Please use the issue tracker for problems, questions and feature requests. Don’t email in most cases, as we forget these mails.

We also do not hate beginners and it is perfectly valid to mark an issue as “Question”.

Please don’t forget that all of us work in academia and put a lot of work into this project, simply because we like it, not because we are specifically paid for it.

We also welcome pull requests or new developers. Just make sure that you have a glance at our mlr coding guidelines before.

For everything else the maintainer Bernd Bischl can be reached via mail. He (=me) is sometimes busy, so please use the other channels for appropriate stuff first, so you get quicker responses ;-)

# mlr-tutorial

With the start of v2.13 we switched from mkdocs to pkgdown. With this change, all source files are now located in this repo under vignettes/tutorial.

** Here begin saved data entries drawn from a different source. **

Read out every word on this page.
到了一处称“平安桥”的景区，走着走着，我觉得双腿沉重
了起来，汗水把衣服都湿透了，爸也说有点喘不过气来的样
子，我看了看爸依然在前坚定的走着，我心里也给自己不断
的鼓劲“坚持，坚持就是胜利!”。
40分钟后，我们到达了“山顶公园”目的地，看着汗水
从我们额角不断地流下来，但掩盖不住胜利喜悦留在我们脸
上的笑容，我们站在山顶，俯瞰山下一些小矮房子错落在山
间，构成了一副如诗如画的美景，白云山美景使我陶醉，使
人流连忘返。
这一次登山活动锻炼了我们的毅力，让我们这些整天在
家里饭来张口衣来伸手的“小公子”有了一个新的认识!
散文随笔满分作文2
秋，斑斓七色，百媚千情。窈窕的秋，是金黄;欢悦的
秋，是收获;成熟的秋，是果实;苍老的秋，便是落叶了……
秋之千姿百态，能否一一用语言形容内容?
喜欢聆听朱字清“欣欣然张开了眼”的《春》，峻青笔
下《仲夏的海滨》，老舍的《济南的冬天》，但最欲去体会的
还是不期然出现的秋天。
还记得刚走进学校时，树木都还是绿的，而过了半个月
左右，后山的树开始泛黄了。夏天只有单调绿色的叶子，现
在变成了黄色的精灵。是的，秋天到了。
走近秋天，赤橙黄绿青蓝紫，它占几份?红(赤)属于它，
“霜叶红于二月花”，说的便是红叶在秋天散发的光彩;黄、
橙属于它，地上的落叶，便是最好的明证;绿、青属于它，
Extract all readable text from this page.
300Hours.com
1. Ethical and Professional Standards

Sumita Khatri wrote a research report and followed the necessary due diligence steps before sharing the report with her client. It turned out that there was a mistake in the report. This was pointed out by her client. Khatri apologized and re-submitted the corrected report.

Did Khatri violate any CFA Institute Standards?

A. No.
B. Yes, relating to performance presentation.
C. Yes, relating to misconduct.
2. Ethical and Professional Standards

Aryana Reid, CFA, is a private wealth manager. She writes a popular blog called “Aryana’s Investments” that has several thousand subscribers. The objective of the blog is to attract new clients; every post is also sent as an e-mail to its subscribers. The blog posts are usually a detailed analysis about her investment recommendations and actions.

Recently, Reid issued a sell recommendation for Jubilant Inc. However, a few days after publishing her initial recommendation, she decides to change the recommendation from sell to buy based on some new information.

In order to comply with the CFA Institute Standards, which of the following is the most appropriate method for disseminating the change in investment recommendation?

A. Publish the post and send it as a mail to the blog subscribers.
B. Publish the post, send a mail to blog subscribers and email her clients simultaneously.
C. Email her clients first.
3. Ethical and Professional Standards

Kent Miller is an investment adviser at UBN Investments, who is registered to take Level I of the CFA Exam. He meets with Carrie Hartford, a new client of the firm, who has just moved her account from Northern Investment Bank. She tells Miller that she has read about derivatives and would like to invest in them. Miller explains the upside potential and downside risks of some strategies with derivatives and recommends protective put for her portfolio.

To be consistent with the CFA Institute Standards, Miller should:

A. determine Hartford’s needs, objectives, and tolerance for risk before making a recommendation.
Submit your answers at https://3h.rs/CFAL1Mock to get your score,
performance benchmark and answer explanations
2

Modification of a tutorial section:

If you want to modify/add a tutorial section, please follow these steps:

1. Open the respective source file, e.g. task.Rmd.
2. Follow the style guide while editing:
• Reference mlr functions as <function()>, e.g. makeLearner().
• Reference external functions as <package::function()>, e.g. kernlab::ksvm().
• Reference other tutorial pages with <name_of_vignette>.html, e.g. [bagging](bagging.html).
• Always start a new sentence with a new line.
• If you want to insert a paragraph, skip one line.
• The most up-level header starts with ### and is subsequently followed by #### and ##### etc.
• Always insert exactly one empty line before and after a code chunk, header, figure or a table.
• Referencing images is a bit tricky since we need to ensure that they look good in both the HTML and PDF version. Put your image into vignettes/tutorial/devel/pdf/img/ and see the examples in resampling.Rmd, nested_resampling.Rmd or handling_of_spatial_data.Rmd.
3. Make sure that the .Rmd file is working on its own, i.e. compile it as a single file (preferably using the knit button in RStudio) and see if everything works. Put required packages in the setup chunk at the beginning of the tutorial.

Preview the changes:

If you want to view the complete pkgdown site locally, run pkgdown::build_site(). You don’t have to render the complete site every time you change one tutorial. Just edit the .Rmd under your local docs/ directory and preview the tutorial again in the browser. Important: Do not commit the changed .Rmd file under docs/ but copy the changes to the respective file in the vignettes/ directory and commit only this file.

Adding a new section:

Edit _pkgdown.yml and add the new section at the appropriate place.

Issues and Pull Requests:

If you want to open an issue or pull request that is related to mlr-tutorial, label it with tutorial and mention jakob-r or pat-s if you need help.